Я вижу хижину; сухую прядку
Ее волос; глубокое окно,
Очерченное фонарем; я вижу
Расплесканную световую жижу,
Кривую дверь, готовую проклясть
Вошедшего; условное окружье
Забора, желтого от седины,
Да ворох вёсел, бдящих у стены,
Как таитянское оружье.
Но где же бороздители морей,
Где сыновья и внуки рыбарей,
Где силачи в брезентовых одеждах?
Плывут они в слабеющих волнах,
Иль, может быть, на чистых простынях
Лежат врастяжку с лептами на веждах?
Нет, нет! Я вижу в темноте двоих,
смолящих запрокинутое днище.
Они поют среди трудов своих,
Как пел тогда генисаретский нищий.
Приятные мужские голоса
Зовут луну, и, словно розга, вскоре
Небесно - голубая полоса
Пересекла загадочное море.
Рыбак, по возрасту еще школяр,
Глядит на нежный перпендикуляр.
Он перелистывает, как решебник,
Волну, волну... Ответа нет как нет,
Лишь на волнах играет беглый свет, -
То забавляется луна - волшебник.
И юноша, мечтательный простак,
Готов бежать за уходящим валом.
Но вот уже к чернозеленым скалам
Причаливает лодка "Рудзутак",
И, выжимая воду сапогами,
Идут кормильцы на глухой песок.
Они во мраке кажутся богами,
Создавшими и запад и восток.
А там, вверху, у стертого порога
Здоровый пес коричневых мастей
Разлегся, как индейская пирога,
И молча ждет владельцев и гостей.
На кухне, средь хозяйственного скарба,
Густеет чад: рыбачка жарит карпа.
Он повернулся набок: ах, злодей!
И лысый Ленин с календарной датой,
Прищурившись, глядит как завсегдатай,
Как верный друг животных и людей.
Закрыв глаза, я вижу каждый атом,
Я вижу царственное вещество.
Мне море кажется денатуратом,
А эти люди - пламенем его.
Девятый вал, на берег набегая,
Спешит назад; за ним волна другая.
Всему конец - прогулке, темноте.
Земля не та, и небеса не те.
Я ж снова мальчик с карими глазами,
Играю лодками и парусами,
Играю камешками и судьбой,
Летучей рифмой и самим собой.
2.
Давид проснулся на чужой кровати,
Схватил бумажник, деньги сосчитал
И мигом успокоился;
подбросил
Худые руки, словно пару весел,
Согнул дугою спину, сколько мог,
Пока хребет не хрустнул, как замок.
Потер глаза и поглядел, зевая,
На женщину, которая давно,
Раскинув белокурое руно,
Лежала молча, словно неживая,
Но не спала...
В окно ломился гром
И, выругавшись, уходил обратно.
Казалась лампа мыльным пузырем,
несущим пыль и радужные пятна.
И женщина смотрела в потолок,
Высокий, чистый, без щелей и трещин.
Он был почти незрим. Он был далек,
Как флер д'оранж, что с детства ей обещан,
Как накрахмаленная простыня,
Хранимая для свадебного дня.
Меж тем постель наскучила Давиду.
Его стегала злоба, словно кнут.
Он вытащил свои часы для виду,
Воскликнул: - Черт!.. - оделся в пять минут.

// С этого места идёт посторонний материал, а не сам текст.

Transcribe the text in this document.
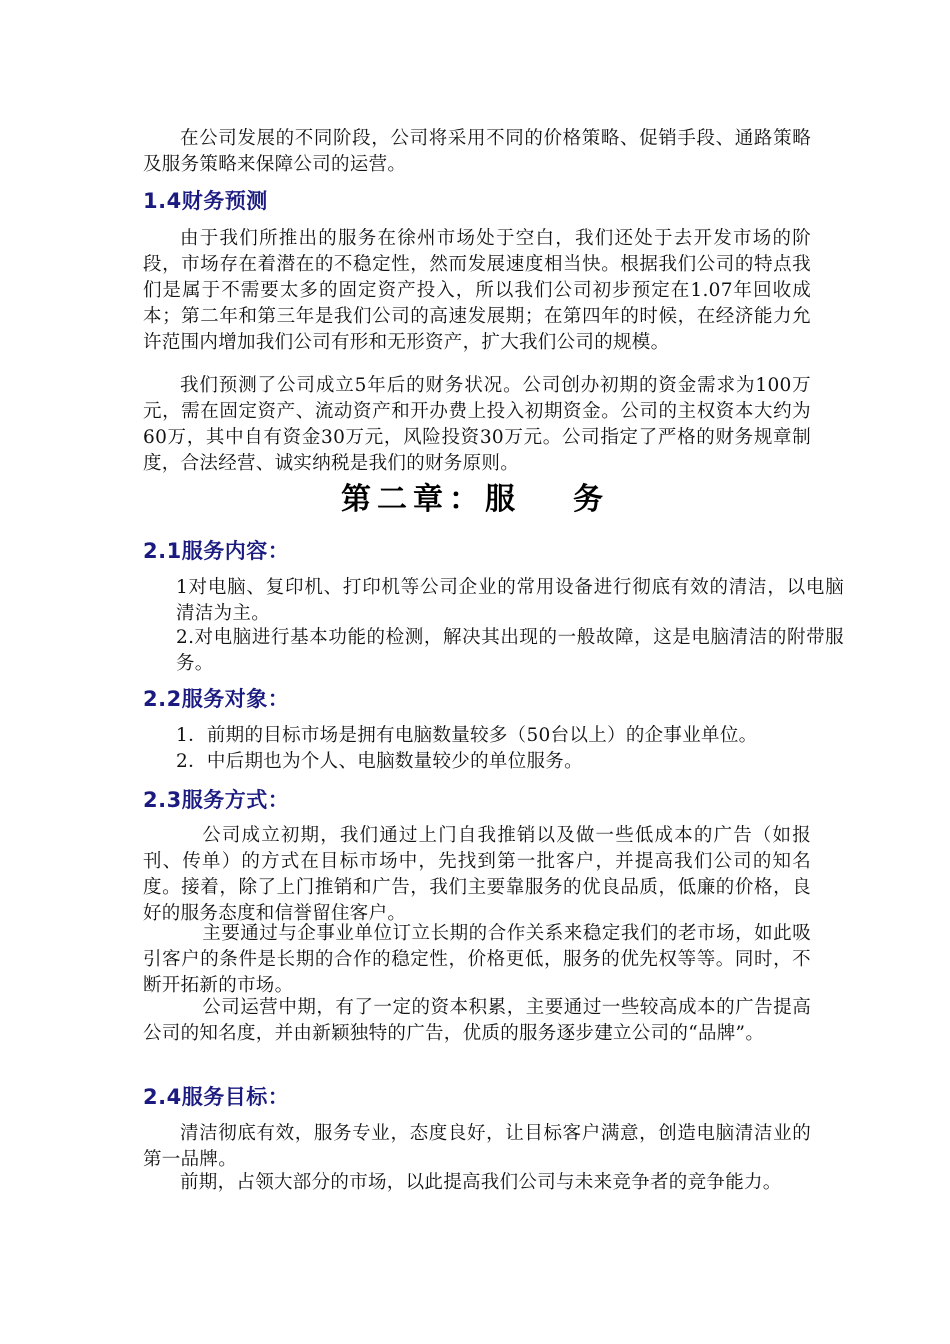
在公司发展的不同阶段，公司将采用不同的价格策略、促销手段、通路策略及服务策略来保障公司的运营。

1.4财务预测

由于我们所推出的服务在徐州市场处于空白，我们还处于去开发市场的阶段，市场存在着潜在的不稳定性，然而发展速度相当快。根据我们公司的特点我们是属于不需要太多的固定资产投入，所以我们公司初步预定在1.07年回收成本；第二年和第三年是我们公司的高速发展期；在第四年的时候，在经济能力允许范围内增加我们公司有形和无形资产，扩大我们公司的规模。

我们预测了公司成立5年后的财务状况。公司创办初期的资金需求为100万元，需在固定资产、流动资产和开办费上投入初期资金。公司的主权资本大约为60万，其中自有资金30万元，风险投资30万元。公司指定了严格的财务规章制度，合法经营、诚实纳税是我们的财务原则。

第二章：服 务
2.1服务内容：

1对电脑、复印机、打印机等公司企业的常用设备进行彻底有效的清洁，以电脑清洁为主。

2.对电脑进行基本功能的检测，解决其出现的一般故障，这是电脑清洁的附带服务。

2.2服务对象：

1．前期的目标市场是拥有电脑数量较多（50台以上）的企事业单位。

2．中后期也为个人、电脑数量较少的单位服务。

2.3服务方式：

公司成立初期，我们通过上门自我推销以及做一些低成本的广告（如报刊、传单）的方式在目标市场中，先找到第一批客户，并提高我们公司的知名度。接着，除了上门推销和广告，我们主要靠服务的优良品质，低廉的价格，良好的服务态度和信誉留住客户。

主要通过与企事业单位订立长期的合作关系来稳定我们的老市场，如此吸引客户的条件是长期的合作的稳定性，价格更低，服务的优先权等等。同时，不断开拓新的市场。

公司运营中期，有了一定的资本积累，主要通过一些较高成本的广告提高公司的知名度，并由新颖独特的广告，优质的服务逐步建立公司的“品牌”。

2.4服务目标：

清洁彻底有效，服务专业，态度良好，让目标客户满意，创造电脑清洁业的第一品牌。

前期，占领大部分的市场，以此提高我们公司与未来竞争者的竞争能力。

Скорей. Скорей... Он пнул ногою кресло,
Застегиваясь, уронил бокал,
Одеколоном рот прополоскал
И стал прощаться.
В нем опять воскресло
Вчерашнее сознанье нищеты,
Бездомности, бездетности, сиротства...
Он вглядывался в скромные черты
Ее лица, ища приметы сходства
С другим лицом...
...........................
...........................
Мы все такие: путаем, и спорим,
Судьба же дарит нам озноб и зной,
И бесполезную, как дождь над морем,
Любовь конторщицы хмельной.
3.ДЕНЬ ПОБЕДЫ
Я День Победы праздновал во Львове.
Давным-давно я с тюрьмами знаком.
Но мне в ту пору показалось внове -
Сидеть на пересылке, под замком.
Был день как день: баланда из гороха
И нищенская каша - магара.
До вечера мы прожили неплохо.
Отбой поверки. Значит, спать пора.
Мы прилегли на телогрейки наши,
Укрылись чем попало с головой.
И лишь майор немецкий у параши
Сидел как добровольный часовой.
Он знал, что победителей не судят.
Мы победили. Честь и место - нам.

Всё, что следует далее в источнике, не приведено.